I have witnessed both the boom and bust of Hawaii’s real estate market over my 25 years of providing mortgage financing. The issues are always the same, and yet this time, there are a couple of new wrinkles.

Hawaii’s real estate market is no different right now when compared to the mainland. There’s a frenzy taking place right now to take advantage of low mortgage rates which has triggered the masses to try and buy property. The report on sales of existing homes for May (reported in the news section below) clearly demonstrated that if not for the lack of available properties, sales would be even higher. This has caused home values to explode as they follow the rule of supply and demand.

Here are some of the negative side effects of this rapidly rising market:

Sellers are seeing multiple offers arrive – often before the property ever holds an open house. And most of these offers are coming in above the asking price. Many are also all-cash offers.

Why is this a negative side effect?

Because it is unhealthy, unsustainable, and doesn’t conform to how our industries (real estate and finance) work. Both real estate and finance work on a historical basis to deal with current values. In real estate, offers are usually based on what comparable sales have shown. Agents guide you with your offer based on prior sales of like properties. In finance, everything evolves around the appraisal. Appraisers take the same approach when determining the value of the subject property. The problem arises in the basis for the comps. The data used to determine the appraisal is based on historical data (properties that sold recently). Even if that data is just a couple of months old, in a quickly rising market, that could lead to a large differential.

Why not take the rising market conditions into consideration?

While is true that the real value of something is ultimately what someone is willing to pay for it, in the world of finance, banks don’t lend on speculation. Taking into account what something will be worth, is speculating. Lenders will gladly allow you to buy property for any amount you wish to offer, but they will only finance their portion based on what other like properties have recently sold for.
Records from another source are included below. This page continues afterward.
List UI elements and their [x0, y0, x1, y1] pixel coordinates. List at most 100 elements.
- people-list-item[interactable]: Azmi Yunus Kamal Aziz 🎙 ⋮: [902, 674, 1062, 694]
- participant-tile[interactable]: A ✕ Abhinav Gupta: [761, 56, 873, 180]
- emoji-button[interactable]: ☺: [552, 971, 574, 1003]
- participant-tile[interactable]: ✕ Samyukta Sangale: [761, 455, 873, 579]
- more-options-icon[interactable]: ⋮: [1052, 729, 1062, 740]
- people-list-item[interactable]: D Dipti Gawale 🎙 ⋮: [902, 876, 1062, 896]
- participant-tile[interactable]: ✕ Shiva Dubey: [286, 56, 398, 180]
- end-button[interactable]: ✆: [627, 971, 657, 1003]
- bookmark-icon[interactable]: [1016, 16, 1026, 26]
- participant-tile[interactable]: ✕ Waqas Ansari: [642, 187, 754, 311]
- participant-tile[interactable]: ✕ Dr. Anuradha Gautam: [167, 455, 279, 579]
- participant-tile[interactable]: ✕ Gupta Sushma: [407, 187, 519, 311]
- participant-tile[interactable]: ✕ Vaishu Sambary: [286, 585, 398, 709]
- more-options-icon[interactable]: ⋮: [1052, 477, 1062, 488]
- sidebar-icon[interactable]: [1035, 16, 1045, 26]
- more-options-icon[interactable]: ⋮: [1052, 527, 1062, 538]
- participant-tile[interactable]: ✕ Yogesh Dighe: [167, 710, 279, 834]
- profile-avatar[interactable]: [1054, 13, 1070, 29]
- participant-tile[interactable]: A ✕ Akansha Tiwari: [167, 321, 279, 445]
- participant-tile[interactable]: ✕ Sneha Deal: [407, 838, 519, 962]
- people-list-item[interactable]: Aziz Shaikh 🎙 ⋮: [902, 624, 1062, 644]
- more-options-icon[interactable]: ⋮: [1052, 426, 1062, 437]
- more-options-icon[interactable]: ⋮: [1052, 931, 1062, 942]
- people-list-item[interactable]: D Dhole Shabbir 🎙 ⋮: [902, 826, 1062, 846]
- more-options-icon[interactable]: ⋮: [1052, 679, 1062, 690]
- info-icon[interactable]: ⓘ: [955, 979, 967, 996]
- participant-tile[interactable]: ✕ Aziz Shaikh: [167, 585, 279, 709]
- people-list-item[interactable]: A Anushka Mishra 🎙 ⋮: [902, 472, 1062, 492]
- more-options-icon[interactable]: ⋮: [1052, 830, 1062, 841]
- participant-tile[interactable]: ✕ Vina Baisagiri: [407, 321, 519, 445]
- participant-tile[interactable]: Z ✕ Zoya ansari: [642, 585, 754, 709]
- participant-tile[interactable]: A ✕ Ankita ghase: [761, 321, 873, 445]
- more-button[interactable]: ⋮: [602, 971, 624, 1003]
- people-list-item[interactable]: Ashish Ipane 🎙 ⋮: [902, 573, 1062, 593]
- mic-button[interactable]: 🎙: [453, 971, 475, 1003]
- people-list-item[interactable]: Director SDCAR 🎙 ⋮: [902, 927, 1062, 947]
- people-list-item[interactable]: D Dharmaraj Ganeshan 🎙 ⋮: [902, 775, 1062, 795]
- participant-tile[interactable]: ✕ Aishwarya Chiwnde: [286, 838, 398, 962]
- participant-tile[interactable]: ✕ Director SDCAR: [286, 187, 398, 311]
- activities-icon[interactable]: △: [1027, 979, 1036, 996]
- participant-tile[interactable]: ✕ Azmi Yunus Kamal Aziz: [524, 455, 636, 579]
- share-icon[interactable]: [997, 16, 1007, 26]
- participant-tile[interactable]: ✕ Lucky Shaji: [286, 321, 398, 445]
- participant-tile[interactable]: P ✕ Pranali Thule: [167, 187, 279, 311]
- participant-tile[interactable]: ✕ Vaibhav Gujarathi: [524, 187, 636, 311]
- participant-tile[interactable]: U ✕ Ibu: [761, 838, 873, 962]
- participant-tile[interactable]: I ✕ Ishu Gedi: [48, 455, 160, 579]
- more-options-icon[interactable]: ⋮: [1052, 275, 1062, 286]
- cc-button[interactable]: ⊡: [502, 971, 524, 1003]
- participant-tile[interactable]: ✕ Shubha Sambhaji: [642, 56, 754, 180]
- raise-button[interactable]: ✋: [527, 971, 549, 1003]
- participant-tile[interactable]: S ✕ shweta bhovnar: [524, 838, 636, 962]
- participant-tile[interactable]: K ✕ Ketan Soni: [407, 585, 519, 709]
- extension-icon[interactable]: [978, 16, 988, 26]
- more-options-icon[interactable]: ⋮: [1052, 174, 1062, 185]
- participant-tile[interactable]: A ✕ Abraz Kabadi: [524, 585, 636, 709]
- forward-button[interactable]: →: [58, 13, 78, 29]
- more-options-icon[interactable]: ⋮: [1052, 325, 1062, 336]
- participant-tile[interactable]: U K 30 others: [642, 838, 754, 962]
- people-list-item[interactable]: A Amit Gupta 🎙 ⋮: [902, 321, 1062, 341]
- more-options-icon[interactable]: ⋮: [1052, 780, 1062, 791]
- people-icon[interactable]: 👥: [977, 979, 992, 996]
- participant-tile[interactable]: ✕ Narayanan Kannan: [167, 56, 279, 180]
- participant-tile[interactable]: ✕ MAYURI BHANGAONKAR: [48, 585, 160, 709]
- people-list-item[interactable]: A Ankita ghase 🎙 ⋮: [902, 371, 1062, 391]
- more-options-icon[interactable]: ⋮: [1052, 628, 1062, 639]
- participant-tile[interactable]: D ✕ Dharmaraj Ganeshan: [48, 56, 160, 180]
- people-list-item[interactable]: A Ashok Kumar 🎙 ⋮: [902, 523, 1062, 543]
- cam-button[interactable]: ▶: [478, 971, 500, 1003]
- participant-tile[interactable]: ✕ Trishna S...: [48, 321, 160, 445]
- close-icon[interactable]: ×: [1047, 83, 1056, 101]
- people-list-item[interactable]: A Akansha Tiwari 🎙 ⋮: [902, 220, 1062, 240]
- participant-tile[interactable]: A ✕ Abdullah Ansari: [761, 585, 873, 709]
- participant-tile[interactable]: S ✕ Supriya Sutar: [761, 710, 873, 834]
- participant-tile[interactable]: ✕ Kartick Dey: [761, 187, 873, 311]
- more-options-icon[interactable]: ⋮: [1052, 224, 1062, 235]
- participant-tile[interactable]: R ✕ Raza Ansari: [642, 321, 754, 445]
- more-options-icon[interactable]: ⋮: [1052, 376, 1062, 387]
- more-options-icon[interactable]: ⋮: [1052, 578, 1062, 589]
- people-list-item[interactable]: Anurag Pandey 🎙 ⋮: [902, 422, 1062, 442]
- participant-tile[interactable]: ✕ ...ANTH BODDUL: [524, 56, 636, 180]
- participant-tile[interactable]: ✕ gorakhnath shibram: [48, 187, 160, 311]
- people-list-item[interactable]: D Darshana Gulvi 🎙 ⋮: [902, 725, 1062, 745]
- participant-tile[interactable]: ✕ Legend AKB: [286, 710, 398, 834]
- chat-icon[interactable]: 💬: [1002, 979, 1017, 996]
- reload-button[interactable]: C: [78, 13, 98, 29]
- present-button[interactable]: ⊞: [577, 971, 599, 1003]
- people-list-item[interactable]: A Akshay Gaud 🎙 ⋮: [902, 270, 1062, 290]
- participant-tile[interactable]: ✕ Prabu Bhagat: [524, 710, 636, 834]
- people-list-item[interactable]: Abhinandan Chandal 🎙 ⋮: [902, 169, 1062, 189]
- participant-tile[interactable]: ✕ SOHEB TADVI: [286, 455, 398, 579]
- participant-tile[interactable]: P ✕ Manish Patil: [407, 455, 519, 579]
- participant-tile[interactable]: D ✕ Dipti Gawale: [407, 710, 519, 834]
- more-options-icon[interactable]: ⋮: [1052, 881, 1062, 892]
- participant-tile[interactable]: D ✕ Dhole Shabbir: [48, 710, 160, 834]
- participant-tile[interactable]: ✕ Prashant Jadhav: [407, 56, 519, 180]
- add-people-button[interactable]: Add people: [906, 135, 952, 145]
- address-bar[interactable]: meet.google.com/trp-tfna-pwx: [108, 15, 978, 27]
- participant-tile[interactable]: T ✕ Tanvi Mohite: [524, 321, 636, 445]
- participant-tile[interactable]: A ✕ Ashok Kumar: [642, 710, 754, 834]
After all, they have every right to set the rules when it comes to lending their money.

One change I have witnessed during this boom period I have not seen before is flat out greed by some sellers. They accept an offer and almost immediately regret not holding out for another higher offer. It becomes really apparent when we in lending are trying to meet contractual deadlines. As I have written recently, the mortgage lending system is overloaded with transactions. We don’t have the physical capacity to generate more loan volume. Appraisers can only inspect so many properties and write reports a day. Escrow and title people are doing their best to generate title documents and all the other items needed for a loan. And there’s only so many people working within each mortgage lending operation to handle the daily flow of transactions. We are truly seeing lending at its capacity. This is causing delays meeting those contractual deadlines. Normally if a few days were needed meet these deadlines, extensions were easy to obtain. Now, many sellers are using these issues as ways to get out of a contract. They either feel they can get more or have someone waiting as a backup. I recently had a transaction cancel because were going to be 4 days late in closing. The seller expressly stated they would not extend “a single day”. They had a backup in hand. I feel terrible for the buyer. They lost out for no fault of their own. In fact, no one did anything wrong. The delay was simply due to everything taking longer than expected.

For us in the industry, we need to better educate both buyers and sellers as to the challenges faced with a rapidly rising market. We as a community also need to remember to practice a little aloha.